The situation in Europe is “completely unstable” because countries have negative economic growth at the same time they are paying higher yields to service debt, Platt said. The region is heading into a recession that “can turn all the countries of Europe, given enough time, into Greece,” he said.
The debt crisis began two years ago in Greece and has spread to Ireland, Portugal, Italy and Spain. At last week’s meeting in Brussels, European leaders proposed their fifth attempt at a solution since May 2010, agreeing on a closer fiscal union and a willingness to add 200 billion euros ($260 billion) to International Monetary Fund coffers.
Hedge Funds Decline
While hedge funds have had bearish views on Europe, they’ve struggled to make money on the crisis. Global market volatility has prompted hedge funds to decline 4.4 percent on average this year through November, according to Chicago-based Hedge Fund Research. The industry lost a record 19 percent in 2008.
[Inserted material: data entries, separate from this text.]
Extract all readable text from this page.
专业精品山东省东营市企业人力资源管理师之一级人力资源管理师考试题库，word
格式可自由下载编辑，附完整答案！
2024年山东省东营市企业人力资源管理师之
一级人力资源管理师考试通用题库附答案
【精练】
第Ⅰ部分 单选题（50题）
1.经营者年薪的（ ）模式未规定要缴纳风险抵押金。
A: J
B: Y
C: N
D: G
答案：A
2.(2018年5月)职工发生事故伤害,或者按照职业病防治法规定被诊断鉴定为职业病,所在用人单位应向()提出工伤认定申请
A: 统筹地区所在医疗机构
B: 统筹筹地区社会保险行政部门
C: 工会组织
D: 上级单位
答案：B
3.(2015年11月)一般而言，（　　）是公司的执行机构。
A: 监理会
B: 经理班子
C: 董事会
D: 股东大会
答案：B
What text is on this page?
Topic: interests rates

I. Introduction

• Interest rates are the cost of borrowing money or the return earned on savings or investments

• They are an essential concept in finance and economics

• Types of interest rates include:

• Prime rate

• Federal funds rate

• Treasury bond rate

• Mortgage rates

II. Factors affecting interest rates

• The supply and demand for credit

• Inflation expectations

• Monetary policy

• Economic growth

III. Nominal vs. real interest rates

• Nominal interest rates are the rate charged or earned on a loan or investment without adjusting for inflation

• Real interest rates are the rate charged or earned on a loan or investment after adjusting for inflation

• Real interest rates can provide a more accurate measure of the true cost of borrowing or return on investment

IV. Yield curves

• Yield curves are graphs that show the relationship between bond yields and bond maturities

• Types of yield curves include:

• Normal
Hedge funds have struggled because there hasn’t been an obvious trend and there have been periods of bullishness that have confused traders, Platt said.
“The process has been unfolding over two years,” he said. “It has been extremely gradual and there’s been a lot of optimism that a solution will be found.”
Platt’s BlueCrest International fund hasn’t had a down year since he started the company in 2000 after leaving a proprietary trading desk at New York-based JPMorgan Chase & Co. (JPM) The fund, which has produced an average annual return of about 13.8 percent, mainly bets on movements for currencies and interest rates. The firm’s BlueTrend Fund, which uses computers to try to spot profitable trades in futures contracts tied to currencies and commodities, is down about 2.7 percent this year.
BlueCrest has avoided buying assets put up for sale by banks that are trying to deleverage because of concerns about liquidity, Platt said. The financial meltdown of 2008 showed how quickly holdings can become hard to sell at the same time hedge fund investors are forcing sales by trying to pull their money out of the industry, he said.
“I would not touch them with a barge pole,” he said. “The major opportunities will come post-blowout.”